Monday, November 3, 2014

More on PoS2

In a previous post (here), I confessed to hubris: I thought that solving PoS1 problems sufficed to finesse PoS2 difficulties. I now think that I was wrong to think this. But hey, I was young and brash and now I am mellow and judicious. Just the exuberance of youth!  In this post, I’d like to consider two issues: (i) what models we have for investigating how LADs acquire their particular Gs given a specification of the possible human Gs and (ii) how PoS1 conclusions might be leveraged to address PoS2 concerns.

IMO, GG has gotten further in limning the limits of G-hood than we have gotten in explaining how LADs move through the space of possible Gs to the actual Gs acquired. GG has made serious progress in addressing PoS1 issues. We can tell pretty good stories about G-invariant properties (i.e. why certain kinds of dependencies are unattested in human Gs (e.g. Islands, ECP, CED etc.) and can also sketch out accounts regarding those things that Gs must contain (e.g. anaphors must be “close” to their antecedents in a way we can specify pretty well)). This provides us with pretty good accounts of what sorts of Gs are impossible (i.e. what kinds of dependencies Gs will never contain).

In contrast, we do not have particularly good accounts for why speakers acquire the particular Gs that they do (e.g. why does English obey the Fixed Subject Constraint (FSC) but Italian doesn’t? Why isn’t English pro-drop? Why doesn’t English have resumptive pronouns?).[1] Though we do have accounts aiming in this direction from the acquisition, diachronic and typological literature.[2] The accounts fall into two basic types.

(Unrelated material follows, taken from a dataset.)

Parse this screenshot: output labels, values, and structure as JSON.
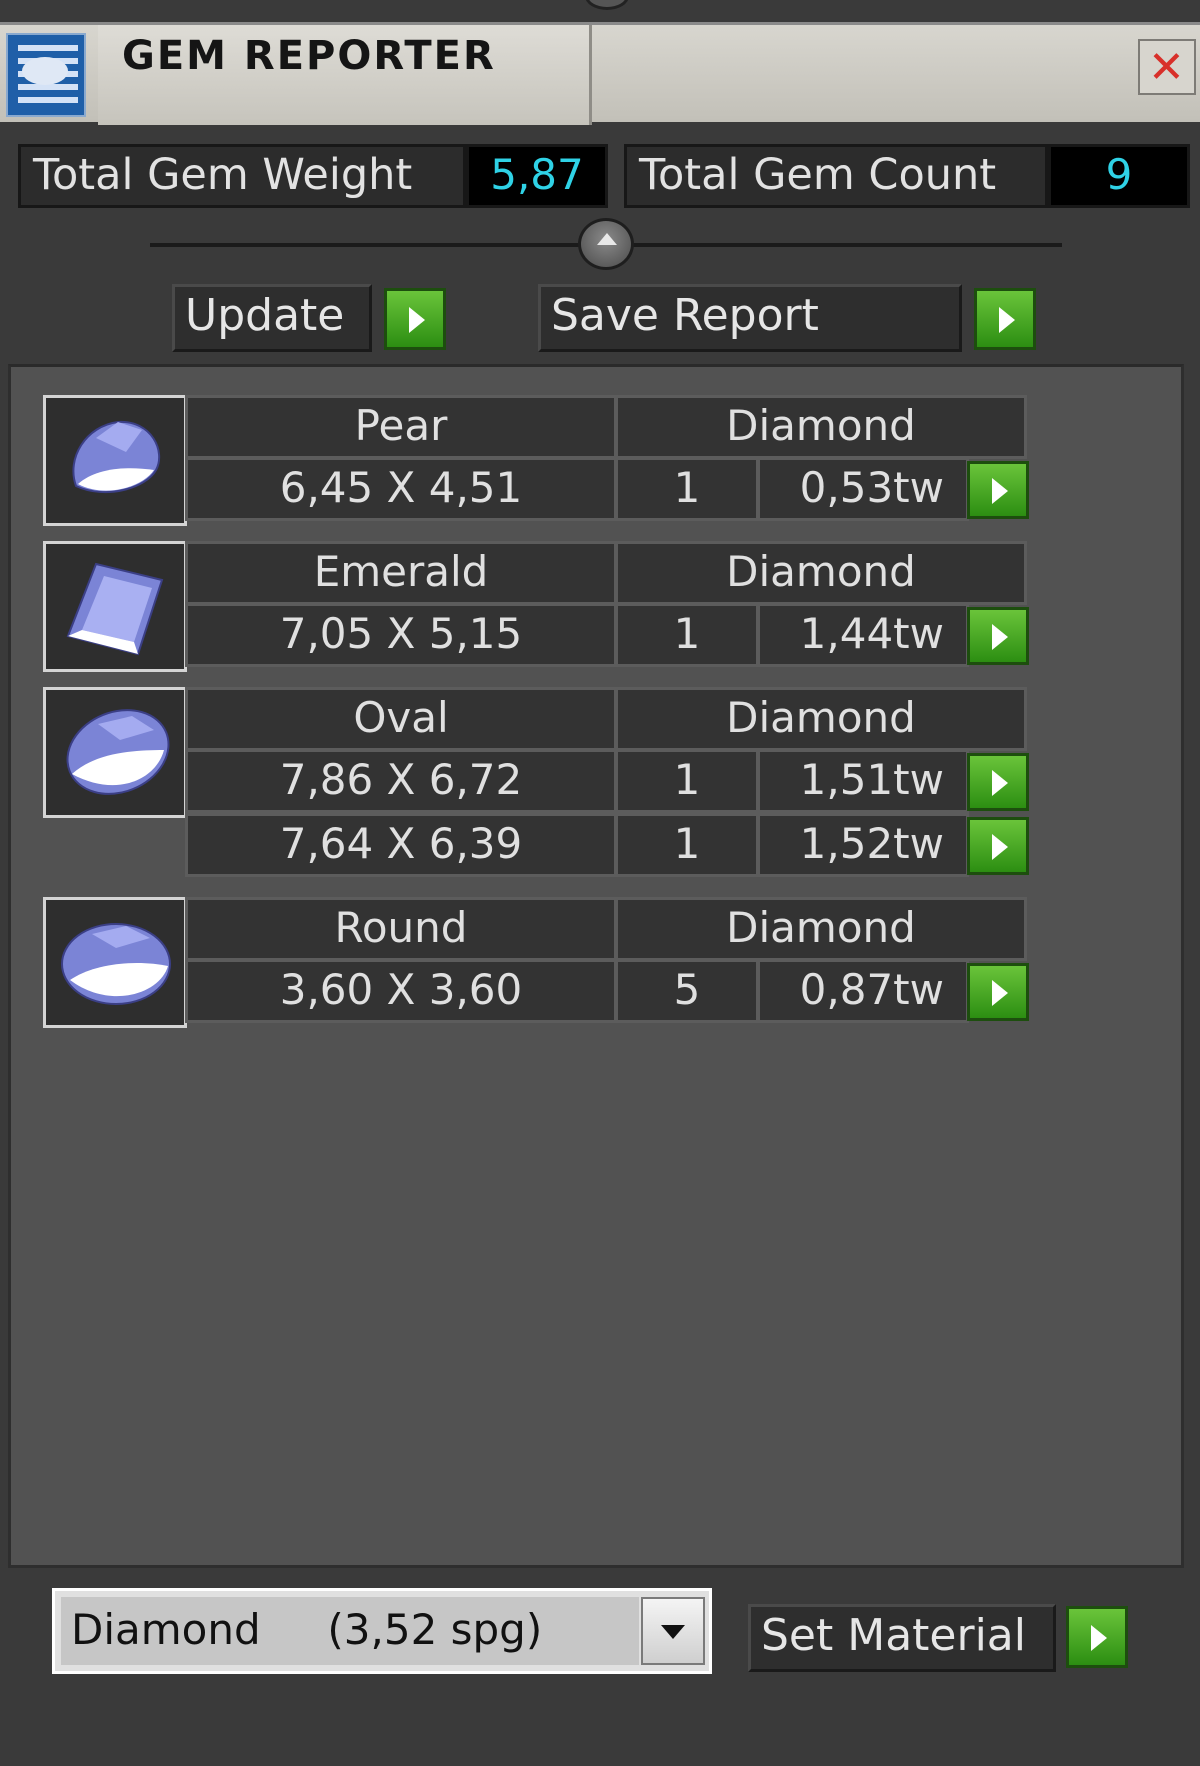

The first kind of account parameterizes a principle, the classic case being the CP/TP parameter for bounding nodes. You remember the story based on work by Rizzi.[3] The Subjacency Principle is an invariant UG principle. However, the principle is defined over bounding nodes, and these can vary across Gs. The differences between English and French with regard to extraction from embedded questions reduces to the fact that in English TP is a bounding node while in Italian CP is. This difference suffices to explain both the similarities and differences with regard to island extraction in the two languages.[4] On this story, acquisition amounts to fixing the value of the bounding node parameter in your language.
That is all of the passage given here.